OECD: Eurozone shows signs of recovery

Growth momentum is strengthening in Germany and the eurozone as a whole, OECD data released on Thursday showed.

OECD: Eurozone shows signs of recovery
Photo: DPA

The OECD's composite leading indicators (CLIs), designed to anticipate turning points in economic activity, showed a positive change in momentum for Germany.

"In Italy and France, the signs of a positive change in momentum, which were assessed as tentative in March, have now been confirmed," the OECD said in a statement.

The figures will come as a relief to the European Central Bank, which recently launched a €1.1 trillion bond buying programme to boost sluggish growth and ward off deflation.

Of particular concern have been France and Italy, the eurozone's second- and third-largest economies, which have been stagnating.
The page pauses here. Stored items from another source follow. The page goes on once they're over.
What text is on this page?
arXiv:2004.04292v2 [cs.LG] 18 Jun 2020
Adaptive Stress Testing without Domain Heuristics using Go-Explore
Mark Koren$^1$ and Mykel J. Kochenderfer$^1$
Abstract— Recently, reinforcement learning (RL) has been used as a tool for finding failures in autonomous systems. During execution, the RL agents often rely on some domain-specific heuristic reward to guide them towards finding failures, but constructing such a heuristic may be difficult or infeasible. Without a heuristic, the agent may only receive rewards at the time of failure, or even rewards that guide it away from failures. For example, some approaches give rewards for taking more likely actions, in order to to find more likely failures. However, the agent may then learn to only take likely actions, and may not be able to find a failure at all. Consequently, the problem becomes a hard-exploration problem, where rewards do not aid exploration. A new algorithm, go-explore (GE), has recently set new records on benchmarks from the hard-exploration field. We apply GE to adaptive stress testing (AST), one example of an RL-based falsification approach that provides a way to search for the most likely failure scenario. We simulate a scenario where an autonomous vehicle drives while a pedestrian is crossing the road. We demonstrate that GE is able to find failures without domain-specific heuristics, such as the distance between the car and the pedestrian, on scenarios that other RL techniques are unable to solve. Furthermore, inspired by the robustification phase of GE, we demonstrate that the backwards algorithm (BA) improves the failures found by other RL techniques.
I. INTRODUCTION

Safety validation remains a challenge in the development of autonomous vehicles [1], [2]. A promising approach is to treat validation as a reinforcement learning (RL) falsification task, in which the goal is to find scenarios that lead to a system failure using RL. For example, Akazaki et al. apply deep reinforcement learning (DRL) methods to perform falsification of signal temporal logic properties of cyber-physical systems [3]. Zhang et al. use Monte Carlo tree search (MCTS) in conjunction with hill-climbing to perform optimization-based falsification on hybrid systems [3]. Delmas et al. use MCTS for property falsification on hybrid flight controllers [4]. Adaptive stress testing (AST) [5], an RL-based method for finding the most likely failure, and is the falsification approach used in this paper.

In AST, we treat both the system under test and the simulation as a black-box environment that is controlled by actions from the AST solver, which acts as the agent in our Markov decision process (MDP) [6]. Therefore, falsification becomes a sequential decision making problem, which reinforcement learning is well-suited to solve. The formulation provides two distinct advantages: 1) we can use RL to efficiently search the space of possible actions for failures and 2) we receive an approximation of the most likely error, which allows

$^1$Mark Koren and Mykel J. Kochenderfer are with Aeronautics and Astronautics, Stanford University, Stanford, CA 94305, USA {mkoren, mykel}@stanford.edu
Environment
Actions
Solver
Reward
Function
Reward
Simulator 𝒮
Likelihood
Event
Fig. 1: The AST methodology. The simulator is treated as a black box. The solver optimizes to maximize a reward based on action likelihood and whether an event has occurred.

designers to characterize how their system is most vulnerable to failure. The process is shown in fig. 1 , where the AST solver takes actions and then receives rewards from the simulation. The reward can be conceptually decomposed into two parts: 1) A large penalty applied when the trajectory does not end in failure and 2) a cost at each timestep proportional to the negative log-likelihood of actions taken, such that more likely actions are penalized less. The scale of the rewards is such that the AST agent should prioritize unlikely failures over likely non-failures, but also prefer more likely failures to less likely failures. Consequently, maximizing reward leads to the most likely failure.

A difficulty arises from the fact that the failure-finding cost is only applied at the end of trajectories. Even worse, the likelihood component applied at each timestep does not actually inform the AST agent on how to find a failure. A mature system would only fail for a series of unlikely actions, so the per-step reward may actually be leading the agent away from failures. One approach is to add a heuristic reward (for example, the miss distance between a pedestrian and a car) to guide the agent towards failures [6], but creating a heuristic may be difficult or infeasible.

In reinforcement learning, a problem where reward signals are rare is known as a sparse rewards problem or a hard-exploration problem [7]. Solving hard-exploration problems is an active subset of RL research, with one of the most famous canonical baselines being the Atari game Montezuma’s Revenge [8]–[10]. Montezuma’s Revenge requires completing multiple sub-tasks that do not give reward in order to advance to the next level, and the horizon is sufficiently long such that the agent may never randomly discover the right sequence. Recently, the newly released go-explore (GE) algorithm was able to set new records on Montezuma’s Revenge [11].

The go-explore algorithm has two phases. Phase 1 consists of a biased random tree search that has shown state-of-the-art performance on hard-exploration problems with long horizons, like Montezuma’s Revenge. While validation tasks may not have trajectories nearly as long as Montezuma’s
In Italy, which saw its economy contract 0.3 percent last year, the government is forecasting 0.7 percent growth this year.

France's government is forecasting 1.0 percent growth this year, after a meagre 0.4 percent expansion in 2014.

The Paris-based Organisation for Economic Cooperation and Development, which provides economic analysis and advice to its 34 industrialised country members, said the growth outlook was stable in the OECD area as a whole as well as for the United States, Britain and Japan.

Germany's trade surplus remains steady

Germany's trade surplus remained broadly stable in February from the previous month after exports and imports grew at a similar pace, data showed Thursday.

In seasonally adjusted terms, Germany exported goods worth a total of €97.7 billion in February, up 1.5 percent from a month earlier, the federal statistics office Destatis said in a statement.

They had dipped 2.1 percent in January.

Imports, meanwhile, also grew in February, by 1.8 percent to €78.1 billion.

That meant the seasonally adjusted trade surplus — the balance between imports and exports — remained roughly flat, at €19.6 billion.

Last year Germany's trade surplus reached its highest level due to its bumper exports since the data began being compiled.

It has come under fire for its large trade surplus, with critics arguing that its economic might comes at the expense of the eurozone's weaker members.